Mother Love Bone- The band that Invented Grunge

An insight into the most influential band that you’ve probably never heard of.

Image Credit: James Bland

Before Soundgarden, Alice in Chains and Pearl Jam, there was Mother Love Bone: the band that pioneered a new genre before they met their tragic end.

Forming in 1987, Mother Love Bone were one of the first Seattle-based bands to gather momentum in the alternative metal scene, with elaborate frontman, Andrew Wood, single-handedly bringing a unique, theatrical element to the band.

Typically, the Grunge scene is associated with melancholy, loss and substance abuse. However, this was far from the case for Mother Love Bone. Their camp, high-energy presence was more reminiscent of the infamous glam era than the lacklustre aura of bands such as Nirvana.

Fronted by former Malfunkshun vocalist, Wood’s light-hearted approach to the scene was a refreshing break from the egocentric nature of the music scene. His charismatic stage presence put Seattle on the map for those who were looking for something more than the arrogant, leather-clad rockstars seen all too frequently at the time.

Influenced by vocalists such as Ronnie James Dio, the band captured something new in their music: an uptempo, danceable sound alongside lyrics that tackled deep-rooted personal battles.

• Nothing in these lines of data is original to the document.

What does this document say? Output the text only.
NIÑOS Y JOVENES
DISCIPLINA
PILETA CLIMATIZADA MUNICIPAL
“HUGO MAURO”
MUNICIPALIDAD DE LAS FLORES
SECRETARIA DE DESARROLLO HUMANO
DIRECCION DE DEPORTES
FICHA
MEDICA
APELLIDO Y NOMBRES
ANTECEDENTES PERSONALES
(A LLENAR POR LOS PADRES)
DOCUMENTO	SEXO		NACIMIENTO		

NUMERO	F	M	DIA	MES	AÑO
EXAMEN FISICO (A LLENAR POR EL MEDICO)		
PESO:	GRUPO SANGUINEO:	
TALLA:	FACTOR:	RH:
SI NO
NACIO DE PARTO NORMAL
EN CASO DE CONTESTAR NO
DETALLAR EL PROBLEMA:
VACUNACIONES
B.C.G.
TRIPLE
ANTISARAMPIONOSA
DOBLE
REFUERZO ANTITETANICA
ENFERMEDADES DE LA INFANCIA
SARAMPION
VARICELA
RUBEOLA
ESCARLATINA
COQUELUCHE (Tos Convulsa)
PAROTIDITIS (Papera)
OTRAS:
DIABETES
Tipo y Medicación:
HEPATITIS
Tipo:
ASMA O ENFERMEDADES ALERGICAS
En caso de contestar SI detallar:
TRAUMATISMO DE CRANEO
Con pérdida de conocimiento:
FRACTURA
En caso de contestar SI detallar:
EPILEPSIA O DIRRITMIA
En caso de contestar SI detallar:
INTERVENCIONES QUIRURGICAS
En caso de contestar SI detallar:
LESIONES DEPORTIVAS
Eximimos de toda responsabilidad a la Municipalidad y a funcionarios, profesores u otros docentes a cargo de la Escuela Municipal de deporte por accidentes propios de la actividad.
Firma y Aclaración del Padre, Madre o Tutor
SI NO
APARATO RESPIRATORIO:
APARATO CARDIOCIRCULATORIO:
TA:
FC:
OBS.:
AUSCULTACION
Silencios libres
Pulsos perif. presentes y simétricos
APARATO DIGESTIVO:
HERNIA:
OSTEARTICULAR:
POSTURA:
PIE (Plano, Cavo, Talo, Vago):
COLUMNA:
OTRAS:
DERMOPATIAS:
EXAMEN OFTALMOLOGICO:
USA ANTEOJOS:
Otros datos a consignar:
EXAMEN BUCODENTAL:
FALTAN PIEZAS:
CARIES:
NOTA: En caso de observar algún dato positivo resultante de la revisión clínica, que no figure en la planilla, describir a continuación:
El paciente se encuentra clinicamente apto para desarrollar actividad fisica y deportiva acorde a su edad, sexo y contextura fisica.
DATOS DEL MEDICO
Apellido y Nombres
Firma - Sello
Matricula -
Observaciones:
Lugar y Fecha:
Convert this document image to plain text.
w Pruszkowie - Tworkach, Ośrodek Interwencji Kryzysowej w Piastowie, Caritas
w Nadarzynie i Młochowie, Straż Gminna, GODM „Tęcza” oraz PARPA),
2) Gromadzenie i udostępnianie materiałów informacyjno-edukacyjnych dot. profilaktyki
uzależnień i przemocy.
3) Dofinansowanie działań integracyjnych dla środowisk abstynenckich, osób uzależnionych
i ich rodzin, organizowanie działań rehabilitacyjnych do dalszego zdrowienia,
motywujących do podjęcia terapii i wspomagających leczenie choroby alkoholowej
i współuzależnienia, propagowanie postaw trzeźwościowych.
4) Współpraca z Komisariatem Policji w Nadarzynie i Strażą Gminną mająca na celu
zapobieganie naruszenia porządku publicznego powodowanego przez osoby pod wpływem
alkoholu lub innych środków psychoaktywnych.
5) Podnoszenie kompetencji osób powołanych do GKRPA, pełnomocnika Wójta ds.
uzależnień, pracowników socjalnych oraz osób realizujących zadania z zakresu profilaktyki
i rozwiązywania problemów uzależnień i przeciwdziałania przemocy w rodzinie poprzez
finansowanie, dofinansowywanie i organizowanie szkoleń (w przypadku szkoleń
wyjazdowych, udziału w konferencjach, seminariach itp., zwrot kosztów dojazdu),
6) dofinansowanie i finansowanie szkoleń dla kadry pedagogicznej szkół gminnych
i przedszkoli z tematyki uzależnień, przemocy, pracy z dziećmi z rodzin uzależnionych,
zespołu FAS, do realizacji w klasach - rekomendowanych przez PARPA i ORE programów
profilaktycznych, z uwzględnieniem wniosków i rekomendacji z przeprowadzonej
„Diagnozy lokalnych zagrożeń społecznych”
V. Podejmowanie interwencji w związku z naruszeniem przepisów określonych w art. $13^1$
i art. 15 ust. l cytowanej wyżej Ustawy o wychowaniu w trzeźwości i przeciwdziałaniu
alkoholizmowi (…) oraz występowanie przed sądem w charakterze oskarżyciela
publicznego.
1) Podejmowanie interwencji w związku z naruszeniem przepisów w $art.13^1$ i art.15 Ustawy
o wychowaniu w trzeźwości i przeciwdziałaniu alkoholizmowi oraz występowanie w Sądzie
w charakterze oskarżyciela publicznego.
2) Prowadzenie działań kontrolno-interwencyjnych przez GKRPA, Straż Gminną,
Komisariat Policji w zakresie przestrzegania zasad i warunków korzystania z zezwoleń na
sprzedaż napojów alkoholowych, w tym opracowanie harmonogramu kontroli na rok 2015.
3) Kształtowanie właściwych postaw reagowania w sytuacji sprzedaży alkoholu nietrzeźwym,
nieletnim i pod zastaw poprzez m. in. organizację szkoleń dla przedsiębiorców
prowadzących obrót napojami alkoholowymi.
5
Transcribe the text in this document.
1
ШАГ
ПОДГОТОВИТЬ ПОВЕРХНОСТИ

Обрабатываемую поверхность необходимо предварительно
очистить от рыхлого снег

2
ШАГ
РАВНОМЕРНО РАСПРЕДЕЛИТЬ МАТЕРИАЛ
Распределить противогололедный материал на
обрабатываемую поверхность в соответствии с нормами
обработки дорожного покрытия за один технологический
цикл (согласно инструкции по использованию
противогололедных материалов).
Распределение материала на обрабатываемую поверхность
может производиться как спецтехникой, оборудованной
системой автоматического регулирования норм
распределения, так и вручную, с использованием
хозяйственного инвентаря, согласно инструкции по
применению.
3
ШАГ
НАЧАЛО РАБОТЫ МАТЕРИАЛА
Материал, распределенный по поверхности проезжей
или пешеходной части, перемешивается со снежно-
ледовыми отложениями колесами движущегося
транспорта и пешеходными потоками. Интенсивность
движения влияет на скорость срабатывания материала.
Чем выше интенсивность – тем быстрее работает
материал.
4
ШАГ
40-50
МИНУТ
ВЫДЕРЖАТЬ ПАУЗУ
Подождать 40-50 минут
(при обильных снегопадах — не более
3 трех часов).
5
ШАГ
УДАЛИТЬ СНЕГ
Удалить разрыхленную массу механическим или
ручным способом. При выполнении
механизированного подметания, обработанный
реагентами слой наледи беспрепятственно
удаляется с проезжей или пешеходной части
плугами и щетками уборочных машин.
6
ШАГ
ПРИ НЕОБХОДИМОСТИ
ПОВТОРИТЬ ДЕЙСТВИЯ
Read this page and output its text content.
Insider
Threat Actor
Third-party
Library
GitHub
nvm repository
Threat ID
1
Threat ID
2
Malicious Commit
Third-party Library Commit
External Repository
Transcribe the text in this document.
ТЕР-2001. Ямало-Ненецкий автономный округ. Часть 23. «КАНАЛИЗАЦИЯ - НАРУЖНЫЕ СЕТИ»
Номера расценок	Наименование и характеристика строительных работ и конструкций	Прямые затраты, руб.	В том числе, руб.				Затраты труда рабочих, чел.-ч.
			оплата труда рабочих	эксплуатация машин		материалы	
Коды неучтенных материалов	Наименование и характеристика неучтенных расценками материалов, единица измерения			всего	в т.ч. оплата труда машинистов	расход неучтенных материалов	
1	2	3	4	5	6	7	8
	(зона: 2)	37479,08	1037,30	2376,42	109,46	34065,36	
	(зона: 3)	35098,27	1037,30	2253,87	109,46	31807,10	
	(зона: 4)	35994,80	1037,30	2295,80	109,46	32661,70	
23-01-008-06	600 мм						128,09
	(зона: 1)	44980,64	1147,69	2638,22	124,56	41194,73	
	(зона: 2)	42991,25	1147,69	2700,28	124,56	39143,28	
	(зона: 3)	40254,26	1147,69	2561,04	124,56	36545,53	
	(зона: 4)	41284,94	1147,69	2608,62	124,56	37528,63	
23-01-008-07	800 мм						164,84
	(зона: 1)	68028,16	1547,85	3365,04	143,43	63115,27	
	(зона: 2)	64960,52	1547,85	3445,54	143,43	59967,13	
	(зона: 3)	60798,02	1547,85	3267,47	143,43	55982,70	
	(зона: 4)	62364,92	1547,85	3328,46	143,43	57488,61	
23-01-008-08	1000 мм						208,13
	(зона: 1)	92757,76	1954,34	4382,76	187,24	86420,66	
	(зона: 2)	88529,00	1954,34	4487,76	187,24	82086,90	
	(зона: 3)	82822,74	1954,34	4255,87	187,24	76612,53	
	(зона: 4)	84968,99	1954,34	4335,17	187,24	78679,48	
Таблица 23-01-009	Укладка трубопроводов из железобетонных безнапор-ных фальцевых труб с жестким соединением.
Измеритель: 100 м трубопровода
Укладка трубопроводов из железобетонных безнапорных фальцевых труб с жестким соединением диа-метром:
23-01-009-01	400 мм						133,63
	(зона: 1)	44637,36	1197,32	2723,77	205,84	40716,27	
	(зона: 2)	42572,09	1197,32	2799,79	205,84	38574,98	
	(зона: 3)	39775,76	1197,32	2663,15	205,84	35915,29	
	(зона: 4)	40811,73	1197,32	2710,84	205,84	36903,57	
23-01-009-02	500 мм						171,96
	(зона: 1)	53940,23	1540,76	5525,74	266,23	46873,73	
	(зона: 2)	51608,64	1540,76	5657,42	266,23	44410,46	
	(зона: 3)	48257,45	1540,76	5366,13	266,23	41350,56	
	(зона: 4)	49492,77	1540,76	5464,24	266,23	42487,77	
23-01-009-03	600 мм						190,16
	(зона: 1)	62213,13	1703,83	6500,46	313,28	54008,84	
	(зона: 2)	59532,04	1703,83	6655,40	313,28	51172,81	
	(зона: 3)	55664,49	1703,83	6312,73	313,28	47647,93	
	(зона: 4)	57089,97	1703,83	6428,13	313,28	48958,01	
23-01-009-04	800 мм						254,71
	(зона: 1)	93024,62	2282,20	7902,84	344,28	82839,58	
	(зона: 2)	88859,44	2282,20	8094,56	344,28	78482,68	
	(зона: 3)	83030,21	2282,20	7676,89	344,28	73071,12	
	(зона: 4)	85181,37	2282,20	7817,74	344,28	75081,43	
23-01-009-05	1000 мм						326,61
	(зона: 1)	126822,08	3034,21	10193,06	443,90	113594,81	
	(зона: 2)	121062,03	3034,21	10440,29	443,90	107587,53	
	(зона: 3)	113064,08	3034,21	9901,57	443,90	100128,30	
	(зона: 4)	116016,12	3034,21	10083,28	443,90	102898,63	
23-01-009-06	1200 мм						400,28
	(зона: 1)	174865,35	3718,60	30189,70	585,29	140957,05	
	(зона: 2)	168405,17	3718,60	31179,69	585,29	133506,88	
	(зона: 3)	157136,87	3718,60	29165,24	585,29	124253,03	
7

With their simplified backing melodies, dominated by powerful vocals that expressed personal turmoil, Mother Love Bone paved the way for all the Grunge bands that were to follow, with vocalists such as Chris Cornell and Layne Staley openly incorporating the same themes in their lyrics.

Despite experiencing a considerable deal of recognition with hits such as ‘Stardog Champion’ and ‘This is Shangrila’, the band had unknowingly had reached the pinnacle of their success before the release of their debut album, Apple

Just days before the release of the album, Wood fatally overdosed on heroin, something the frontman had openly struggled with for a number of years beforehand. The remaining members pushed ahead to release the album, but disbanded shortly after, with members Jeff Ament and Stone Gossard later going on to form Pearl Jam. 

Although the success of Mother Love Bone was abruptly cut short before they could experience the same fame of other bands in the Grunge scene, the impact they left in forming the genre is unquestionable. 

From the iconic mural in their hometown (as pictured above) to the tribute-album by Grunge supergroup, Temple of the Dog, it is undeniable that Andrew Wood and the rest of Mother Love Bone were the pioneers of the genre and galvanised attention towards Seattle as the 1990s approached.  

Regardless of their lack of recognition nowadays, the memory of the band is permanently engrained in the heart of bands such as Screaming Trees, Mudhoney and Mad Season- as well as the more widely recognised bands from that scene. Founding the genre, Mother Love Bone is an essential, staple part of the Seattle music scene and a must-hear for Grunge fans.